We’re trying to create this new world. We live in this world characterized by the D—diagnosis, dysfunction, disorder, disconnection—and we’re trying to create this world characterized by the G, by growth, by the idea that it’s possible to transform pain into purpose and loss into gain. A world where struggle is normalized, and our ability to struggle well is democratized.
Now, as an organization, the people that Boulder Crest focuses on in the base case are who? Right—members of the military and veteran communities, and members of the first responder communities, to include your families.
When I think about this idea of trying to create this bridge and trying to build this world, I think about this military terminology that often gets bandied about, which is the idea of the “tip of the spear.” Right? The tip of the spear. The people who go first, who show up first, who parachute behind enemy lines and are the ones who create the conditions for all the other things to happen after them.
And I look at the members of the warrior community—which is how we would characterize the communities we serve. Warriors are people who insist on serving a cause greater than their own. Protectors, often to their own detriment. People who are never a product of their environment or victim of circumstance.
And I think about these members of this community as the first ones in—as the tip of this spear—as the people, to use another metaphor, who serve on the front lines of our society. And what members of this community have, what you have taught me as a civilian, is that you possess two critical attributes that are required to make this very, very treacherous journey: strength and courage.
Strength and courage—those are what is required. And the reason why it is so important that you are the tip of the spear is because it is you who, in our society, we look up to as the people who possess strength and courage.
There’s this saying: “The cave you fear to enter holds the treasure you seek.” We need people who can help motivate and inspire us to have that similar sense of strength and to find that courage within to navigate these paths. And that’s why we need you to go first—because you are the world-builders. You are the strong among us. You are the wise among us.
I think about the ancient words of Thucydides, an Athenian general and philosopher, who said that we must remember that one man or woman is much the same as another, and that he or she is best who is trained in the severest school.
Of all the people in our society, it is members of your community who were exposed to the events that are on the boundary of our society. You were exposed not only to your own experiences—hardship, stress, struggle, and trauma—you were exposed to that of other peoples. You are invited into people’s worst days and the most difficult things imaginable.
And if you were able to harness the power of your experiences, to learn from them, to grow from them—who better to serve as the leaders of this new world? Who better to look at other members of our community and say, “It is safe here. And not only that—it is not safe there. You cannot stay there. Follow me.”

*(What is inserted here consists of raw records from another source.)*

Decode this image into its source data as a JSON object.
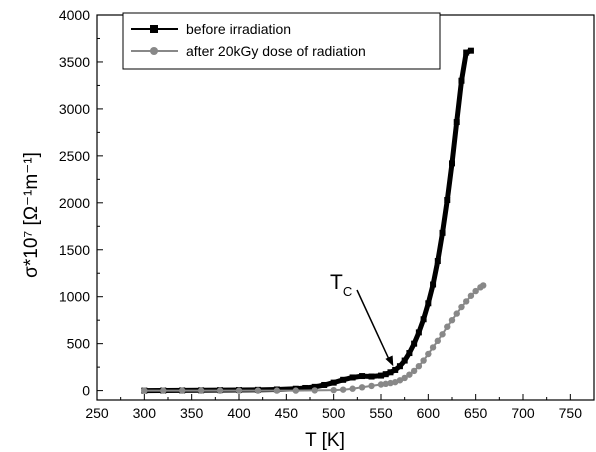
{
  "chart_data": {
    "type": "scatter",
    "xlabel": "T [K]",
    "ylabel": "σ*10⁷ [Ω⁻¹m⁻¹]",
    "xlim": [
      250,
      775
    ],
    "ylim": [
      -100,
      4000
    ],
    "xticks": [
      "250",
      "300",
      "350",
      "400",
      "450",
      "500",
      "550",
      "600",
      "650",
      "700",
      "750"
    ],
    "yticks": [
      "0",
      "500",
      "1000",
      "1500",
      "2000",
      "2500",
      "3000",
      "3500",
      "4000"
    ],
    "grid": false,
    "legend_position": "top-left",
    "series": [
      {
        "name": "before irradiation",
        "color": "#000000",
        "marker": "square",
        "x": [
          300,
          320,
          340,
          360,
          380,
          400,
          420,
          440,
          460,
          470,
          480,
          490,
          500,
          510,
          520,
          530,
          540,
          550,
          555,
          560,
          565,
          570,
          575,
          580,
          585,
          590,
          595,
          600,
          605,
          610,
          615,
          620,
          625,
          630,
          635,
          640,
          645
        ],
        "y": [
          0,
          1,
          2,
          3,
          5,
          6,
          8,
          12,
          20,
          28,
          40,
          60,
          85,
          115,
          140,
          155,
          150,
          160,
          175,
          195,
          220,
          260,
          320,
          400,
          500,
          620,
          760,
          930,
          1130,
          1380,
          1680,
          2030,
          2420,
          2860,
          3300,
          3600,
          3620
        ]
      },
      {
        "name": "after 20kGy dose of radiation",
        "color": "#888888",
        "marker": "circle",
        "x": [
          300,
          320,
          340,
          360,
          380,
          400,
          420,
          440,
          460,
          480,
          500,
          510,
          520,
          530,
          540,
          550,
          555,
          560,
          565,
          570,
          575,
          580,
          585,
          590,
          595,
          600,
          605,
          610,
          615,
          620,
          625,
          630,
          635,
          640,
          645,
          650,
          655,
          658
        ],
        "y": [
          0,
          0,
          0,
          0,
          0,
          0,
          0,
          0,
          0,
          2,
          5,
          10,
          20,
          35,
          50,
          65,
          72,
          80,
          90,
          110,
          135,
          170,
          210,
          260,
          320,
          390,
          460,
          530,
          600,
          680,
          750,
          820,
          890,
          950,
          1010,
          1060,
          1100,
          1120
        ]
      }
    ],
    "annotations": [
      {
        "text": "T",
        "subscript": "C",
        "points_to": [
          563,
          260
        ]
      }
    ]
  }
}
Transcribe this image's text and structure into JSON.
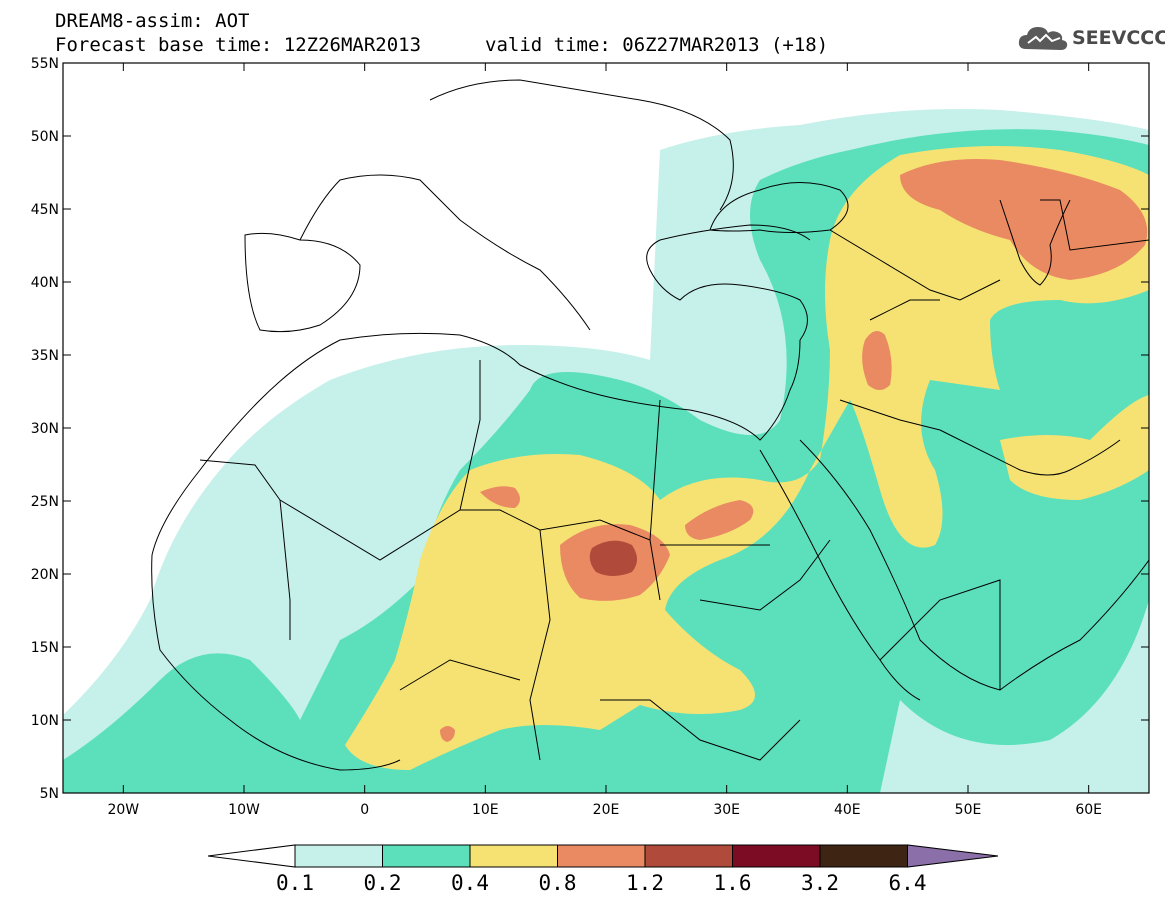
{
  "title": {
    "line1": "DREAM8-assim: AOT",
    "base_time": "Forecast base time: 12Z26MAR2013",
    "valid_time": "valid time: 06Z27MAR2013 (+18)"
  },
  "logo": {
    "text": "SEEVCCC",
    "icon": "cloud-icon"
  },
  "map": {
    "lon_range": [
      -25,
      65
    ],
    "lat_range": [
      5,
      55
    ],
    "lon_ticks": [
      {
        "lon": -20,
        "label": "20W"
      },
      {
        "lon": -10,
        "label": "10W"
      },
      {
        "lon": 0,
        "label": "0"
      },
      {
        "lon": 10,
        "label": "10E"
      },
      {
        "lon": 20,
        "label": "20E"
      },
      {
        "lon": 30,
        "label": "30E"
      },
      {
        "lon": 40,
        "label": "40E"
      },
      {
        "lon": 50,
        "label": "50E"
      },
      {
        "lon": 60,
        "label": "60E"
      }
    ],
    "lat_ticks": [
      {
        "lat": 55,
        "label": "55N"
      },
      {
        "lat": 50,
        "label": "50N"
      },
      {
        "lat": 45,
        "label": "45N"
      },
      {
        "lat": 40,
        "label": "40N"
      },
      {
        "lat": 35,
        "label": "35N"
      },
      {
        "lat": 30,
        "label": "30N"
      },
      {
        "lat": 25,
        "label": "25N"
      },
      {
        "lat": 20,
        "label": "20N"
      },
      {
        "lat": 15,
        "label": "15N"
      },
      {
        "lat": 10,
        "label": "10N"
      },
      {
        "lat": 5,
        "label": "5N"
      }
    ]
  },
  "colors": {
    "c01": "#c6f0ea",
    "c02": "#5ce0bc",
    "c04": "#f5e273",
    "c08": "#ea8a62",
    "c12": "#b04b3b",
    "c16": "#7c0b24",
    "c32": "#3d2413",
    "c64": "#8a6fa8"
  },
  "colorbar": {
    "labels": [
      "0.1",
      "0.2",
      "0.4",
      "0.8",
      "1.2",
      "1.6",
      "3.2",
      "6.4"
    ],
    "colors": [
      "#ffffff",
      "#c6f0ea",
      "#5ce0bc",
      "#f5e273",
      "#ea8a62",
      "#b04b3b",
      "#7c0b24",
      "#3d2413",
      "#8a6fa8"
    ]
  }
}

That is what warriors have always been in our society. The people who are the ones we look to for strength, for resolve, for fortitude, for direction. That is the entire story of the World War II generation—and it must be the story of this generation of warriors.
You are the people who can help others have the courage they need to walk across that bridge, and to continue to figure out how to live that new world—that new life—in the world characterized by the G.
That’s why we need every single one of us. And that’s why we all play a critical role in building this movement, and creating this world, and laying the tracks of this bridge.